The paper "Autoregressive Distillation of Diffusion Transformers" introduces a novel approach to accelerating the sampling process of diffusion models. Diffusion models are revered for their ability to generate high-resolution images with impressive fidelity, yet their iterative sampling process often poses significant computational challenges. This research addresses this bottleneck by presenting AutoRegressive Distillation (ARD), a method that leverages the historical trajectory provided by the ordinary differential equation (ODE) governing diffusion processes, thus mitigating the issues of exposure bias commonly seen in traditional distillation methods.

Key Innovations

The primary innovation within ARD is its autoregressive approach to distillation. Traditional step distillation methods operate solely on the most recent denoised samples, often leading to exposure bias as estimation errors accumulate. ARD contrasts with this method by utilizing a more comprehensive range of information from the ODE trajectory, providing historical context alongside current estimates. This approach facilitates the inclusion of coarse-grained information from earlier integration stages, ensuring predictions are less susceptible to error propagation.

The architectural design is another cornerstone of this paper. ARD modifies the diffusion transformer teacher architecture by introducing token-wise time embeddings to discern each input's timeline within the trajectory. Additionally, it applies a block-wise causal attention mask, allowing the transformer to attend to multiple inputs simultaneously. This multi-input accommodation is essential for enabling autoregressive processing of the historical sample trajectory, promoting better prediction outcomes throughout the denoising process.

Results and Implications

The empirical results demonstrated the effectiveness of ARD in various generation tasks, most notably in class-conditioned generation on ImageNet and text-to-image synthesis. Notably, the proposed ARD model achieved a significant reduction in FID degradation — a metric indicating generative quality — compared to step distillation baselines. The method achieved an FID of 1.84 on ImageNet 256 in only four steps, representing a considerable efficiency breakthrough with minimal additional computational expense (1.1% extra FLOPs).
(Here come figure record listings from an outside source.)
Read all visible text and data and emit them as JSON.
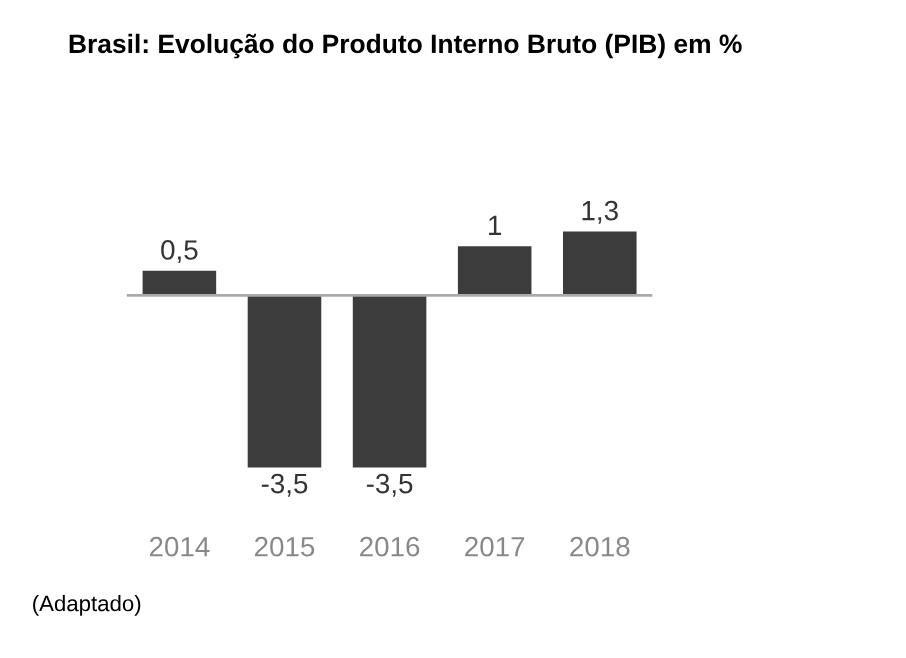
{
  "chart_data": {
    "type": "bar",
    "title": "Brasil: Evolução do Produto Interno Bruto (PIB) em %",
    "categories": [
      "2014",
      "2015",
      "2016",
      "2017",
      "2018"
    ],
    "values": [
      0.5,
      -3.5,
      -3.5,
      1,
      1.3
    ],
    "value_labels": [
      "0,5",
      "-3,5",
      "-3,5",
      "1",
      "1,3"
    ],
    "color": "#3c3c3c",
    "tick_labels": "x",
    "annotations": [
      "(Adaptado)"
    ]
  }
}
These achievements underscore ARD's potential to reshape performance efficiency in high-resolution image synthesis. By permitting fewer steps due to enhanced error handling and historical context utilization, ARD offers substantial improvements in computational scalability — a trait increasingly sought after given the rising demand for high-quality, rapid image generation. The framework's adaptability to larger contexts and broader generative scenarios suggests possible expansions and integrations with other large-scale diffusion models.

Future Directions

The implications of ARD extend into broader realms of generative AI. Future developments may explore integrating this autoregressive technique with alternative model architectures or applying it across different domains requiring efficient generative processes. Additionally, investigating enhanced time embedding strategies or nuanced attention mechanisms could further refine performance and adaptability across various architectures.
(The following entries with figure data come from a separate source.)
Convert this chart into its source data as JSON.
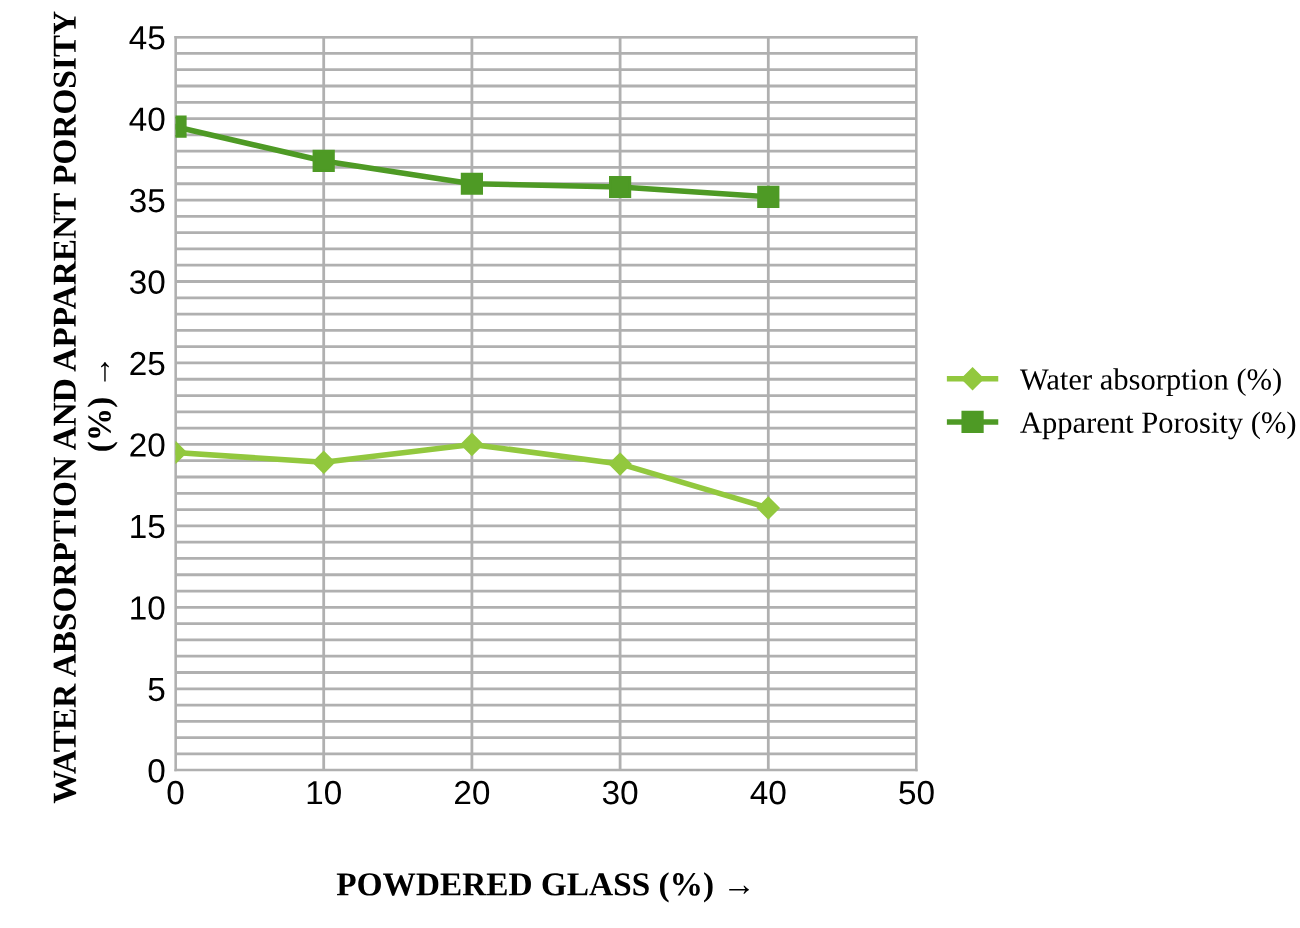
{
  "chart_data": {
    "type": "line",
    "xlabel": "POWDERED GLASS (%) →",
    "ylabel": "WATER ABSORPTION AND APPARENT POROSITY  (%) →",
    "x": [
      0,
      10,
      20,
      30,
      40
    ],
    "series": [
      {
        "name": "Water absorption (%)",
        "color": "#92c83e",
        "marker": "diamond",
        "values": [
          19.5,
          18.9,
          20.0,
          18.8,
          16.1
        ]
      },
      {
        "name": "Apparent Porosity (%)",
        "color": "#4e9a25",
        "marker": "square",
        "values": [
          39.5,
          37.4,
          36.0,
          35.8,
          35.2
        ]
      }
    ],
    "xlim": [
      0,
      50
    ],
    "xticks": [
      0,
      10,
      20,
      30,
      40,
      50
    ],
    "ylim": [
      0,
      45
    ],
    "yticks": [
      0,
      {
        "value": 1,
        "label": null
      },
      {
        "value": 2,
        "label": null
      },
      {
        "value": 3,
        "label": null
      },
      {
        "value": 4,
        "label": null
      },
      5,
      {
        "value": 6,
        "label": null
      },
      {
        "value": 7,
        "label": null
      },
      {
        "value": 8,
        "label": null
      },
      {
        "value": 9,
        "label": null
      },
      10,
      {
        "value": 11,
        "label": null
      },
      {
        "value": 12,
        "label": null
      },
      {
        "value": 13,
        "label": null
      },
      {
        "value": 14,
        "label": null
      },
      15,
      {
        "value": 16,
        "label": null
      },
      {
        "value": 17,
        "label": null
      },
      {
        "value": 18,
        "label": null
      },
      {
        "value": 19,
        "label": null
      },
      20,
      {
        "value": 21,
        "label": null
      },
      {
        "value": 22,
        "label": null
      },
      {
        "value": 23,
        "label": null
      },
      {
        "value": 24,
        "label": null
      },
      25,
      {
        "value": 26,
        "label": null
      },
      {
        "value": 27,
        "label": null
      },
      {
        "value": 28,
        "label": null
      },
      {
        "value": 29,
        "label": null
      },
      30,
      {
        "value": 31,
        "label": null
      },
      {
        "value": 32,
        "label": null
      },
      {
        "value": 33,
        "label": null
      },
      {
        "value": 34,
        "label": null
      },
      35,
      {
        "value": 36,
        "label": null
      },
      {
        "value": 37,
        "label": null
      },
      {
        "value": 38,
        "label": null
      },
      {
        "value": 39,
        "label": null
      },
      40,
      {
        "value": 41,
        "label": null
      },
      {
        "value": 42,
        "label": null
      },
      {
        "value": 43,
        "label": null
      },
      {
        "value": 44,
        "label": null
      },
      45
    ],
    "grid": true,
    "legend": "right",
    "line_style": "solid"
  }
}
Moreover, ARD's extension into high-resolution generative tasks presents opportunities for revisiting foundational aspects of diffusion models. The authors' approach signifies an advantageous alignment towards more robust generative mechanisms capable of balancing fidelity and computational efficiency, hinting at potential optimization strategies around the interplay of historical and current data synthesis.
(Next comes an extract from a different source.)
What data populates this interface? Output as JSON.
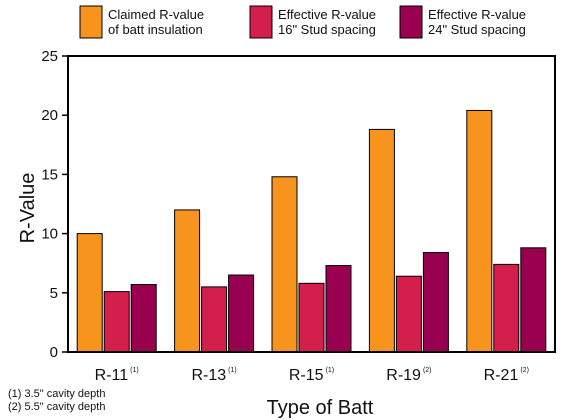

In summary, "Autoregressive Distillation of Diffusion Transformers" presents a compelling methodology for reconciling the computation-intensive demands of diffusion models with practical efficiency enhancements. This research marks a significant stride in generative AI, proffering a framework that not only amplifies performance metrics but also sets the stage for future exploratory avenues in AI-driven content creation.